Get over your FOMO syndrome

Your ‘Fear Of Missing Out’ will cloud your thinking if you are looking to time the market. You must invest regularly

Published: 12th October 2020 10:01 AM  |   Last Updated: 12th October 2020 10:01 AM   |  A+A-

Investment, foresight, markets, strategy

For representational purposes (Express Illustrations/​ tapas ranjan ​)

Express News Service

Investing is all about seizing the right moment. To get to that point is no mean achievement. A lot of things have to happen before that. By the time you reach a stage where you can invest, you have 
successfully managed to save money. You have managed to curb your spending habits. There are a lot of small victories that you have already achieved. In the investment world, it is a new beginning. You consult your financial advisor and those in the know. You talk to people who have done investing for years. The idea is to find out the right investment strategy. 

Financial markets move in cycles. Stock markets are even more volatile. They move in tandem with the profits of businesses. However, the path equity assets take is volatile. When share prices are at a record high, many new investors enter equity markets. Between March to October 2020, benchmark indices like the NSE Nifty and S&P BSE Sensex have had a roller coaster. A dramatic crash in March was followed by a slow climb up. These indices are now almost at a level where they were before the lockdown. Many of you are new to equity markets.

You have jumped at the idea of buying at a low price when share prices fell. A lot of you also did not want to miss out. When it appears that everyone around you is making money in the stock market, you do not want to miss out on the action. Your colleagues, friends, relatives discuss stocks that made them rich or helped them create wealth attracts a lot of attention. You want to have a slice of the good fortune too. The fear of missing out or FOMO is now a research topic. If you search online, you will find papers written by psychologists and researchers.

The proliferation of social media means people can announce their wins in financial matters or personal life. A lot of that feeling of missing out comes from social media.Be that as it may, you need to focus on your goals. Any deviation from them just because you are getting a FOMO syndrome due to short-term considerations would hurt your path to financial security. To get rid of that feeling, you need to stay on the path of regular investing. If you are investing every month, you will benefit from the market cycles. Your fear of missing out will cloud your thinking if you are looking to time the market.

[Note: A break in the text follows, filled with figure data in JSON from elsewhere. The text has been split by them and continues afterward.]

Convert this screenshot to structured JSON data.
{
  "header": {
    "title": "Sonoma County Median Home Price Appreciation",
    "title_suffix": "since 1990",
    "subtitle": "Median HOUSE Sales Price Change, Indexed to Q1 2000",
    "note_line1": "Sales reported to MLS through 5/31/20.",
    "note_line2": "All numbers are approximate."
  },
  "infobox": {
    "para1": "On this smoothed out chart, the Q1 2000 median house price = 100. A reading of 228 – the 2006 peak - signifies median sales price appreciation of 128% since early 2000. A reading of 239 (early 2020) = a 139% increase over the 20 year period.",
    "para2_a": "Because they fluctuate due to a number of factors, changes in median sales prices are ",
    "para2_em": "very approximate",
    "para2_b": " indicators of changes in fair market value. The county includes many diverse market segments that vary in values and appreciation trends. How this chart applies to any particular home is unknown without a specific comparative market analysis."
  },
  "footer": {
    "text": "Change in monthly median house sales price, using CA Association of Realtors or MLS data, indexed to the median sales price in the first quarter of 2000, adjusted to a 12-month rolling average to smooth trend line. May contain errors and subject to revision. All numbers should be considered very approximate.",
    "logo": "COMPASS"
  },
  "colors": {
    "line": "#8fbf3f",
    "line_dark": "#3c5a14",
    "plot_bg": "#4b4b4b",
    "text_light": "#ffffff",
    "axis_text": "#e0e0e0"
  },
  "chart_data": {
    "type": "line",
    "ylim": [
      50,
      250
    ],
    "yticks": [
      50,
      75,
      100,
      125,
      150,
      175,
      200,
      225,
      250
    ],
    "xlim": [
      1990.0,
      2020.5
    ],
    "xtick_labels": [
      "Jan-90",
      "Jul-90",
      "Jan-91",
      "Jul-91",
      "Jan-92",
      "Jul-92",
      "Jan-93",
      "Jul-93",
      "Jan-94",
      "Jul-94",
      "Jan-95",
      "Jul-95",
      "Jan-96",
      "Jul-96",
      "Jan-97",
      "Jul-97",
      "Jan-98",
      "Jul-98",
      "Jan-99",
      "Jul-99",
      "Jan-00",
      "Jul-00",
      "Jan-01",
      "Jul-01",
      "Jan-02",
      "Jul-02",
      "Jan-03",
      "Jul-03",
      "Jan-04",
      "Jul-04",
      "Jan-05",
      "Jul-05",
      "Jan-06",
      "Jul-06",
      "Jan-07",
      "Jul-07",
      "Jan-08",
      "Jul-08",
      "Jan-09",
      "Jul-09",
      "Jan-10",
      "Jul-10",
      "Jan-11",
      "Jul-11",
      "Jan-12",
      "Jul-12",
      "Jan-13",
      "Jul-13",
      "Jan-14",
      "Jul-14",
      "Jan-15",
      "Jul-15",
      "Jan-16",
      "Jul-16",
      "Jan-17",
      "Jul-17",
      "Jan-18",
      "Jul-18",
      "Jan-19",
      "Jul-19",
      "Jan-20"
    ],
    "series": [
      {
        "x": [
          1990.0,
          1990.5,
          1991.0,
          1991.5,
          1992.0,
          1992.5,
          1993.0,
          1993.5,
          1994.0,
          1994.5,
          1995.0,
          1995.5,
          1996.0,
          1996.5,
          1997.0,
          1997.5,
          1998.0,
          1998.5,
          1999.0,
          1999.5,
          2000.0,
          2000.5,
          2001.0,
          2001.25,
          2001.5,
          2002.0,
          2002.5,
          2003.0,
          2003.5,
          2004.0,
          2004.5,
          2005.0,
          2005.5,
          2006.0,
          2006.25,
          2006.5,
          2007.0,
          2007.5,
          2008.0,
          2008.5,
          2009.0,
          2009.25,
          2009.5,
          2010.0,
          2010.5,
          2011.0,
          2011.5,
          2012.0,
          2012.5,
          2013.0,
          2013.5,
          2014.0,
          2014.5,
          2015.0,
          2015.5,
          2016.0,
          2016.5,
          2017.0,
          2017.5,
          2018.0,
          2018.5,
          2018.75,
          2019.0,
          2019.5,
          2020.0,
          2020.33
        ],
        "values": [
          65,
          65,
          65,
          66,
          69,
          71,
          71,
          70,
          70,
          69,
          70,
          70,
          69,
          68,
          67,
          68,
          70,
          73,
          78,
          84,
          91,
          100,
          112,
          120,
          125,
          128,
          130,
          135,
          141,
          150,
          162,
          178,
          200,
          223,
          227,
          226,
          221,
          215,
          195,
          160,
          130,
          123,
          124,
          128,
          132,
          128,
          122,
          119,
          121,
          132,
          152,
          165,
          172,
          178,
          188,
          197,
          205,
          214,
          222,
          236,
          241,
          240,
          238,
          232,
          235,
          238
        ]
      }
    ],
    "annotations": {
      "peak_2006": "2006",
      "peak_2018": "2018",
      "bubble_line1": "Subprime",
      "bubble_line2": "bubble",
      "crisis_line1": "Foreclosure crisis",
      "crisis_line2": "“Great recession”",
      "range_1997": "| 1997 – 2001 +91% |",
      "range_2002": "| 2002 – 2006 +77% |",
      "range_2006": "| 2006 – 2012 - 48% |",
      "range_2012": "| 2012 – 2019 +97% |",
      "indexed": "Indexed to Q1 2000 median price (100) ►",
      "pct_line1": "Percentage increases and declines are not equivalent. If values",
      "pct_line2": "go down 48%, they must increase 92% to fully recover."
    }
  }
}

Market timing is to know when the share price of a stock is appropriate for buying and selling. As an individual, it is not easy to figure that out. You do not have the information you need to arrive at such a decision. You need resources to get that information. The best option is to stay put in your systematic investment plans. Professional fund managers managing your money can figure that out for you if you regularly invest through mutual funds. You can also pick eight or ten stocks that are market leaders in their respective sectors and put money in them every month.

Or you can put your money in the Nifty or Sensex exchange-traded funds. It is easier for you to do that if you are a non-finance person and do not follow market trends every day. If you are financially aware or in the company of people who are more knowledgeable than you are, you need to tread with caution. Buying anything just because someone else says may or may not work in your favour. The primary reason for that is the difference in financial goals.

Your investments must be in line with your financial goals. You must not deviate from that even if you come across a ‘hot tip’. The other way is to create a risky asset corpus. After securing regular investments for your financial goals, you can set aside some money to act on market information that you think could help. However, you should be willing to lose that money if markets do not move in the direction you want them to.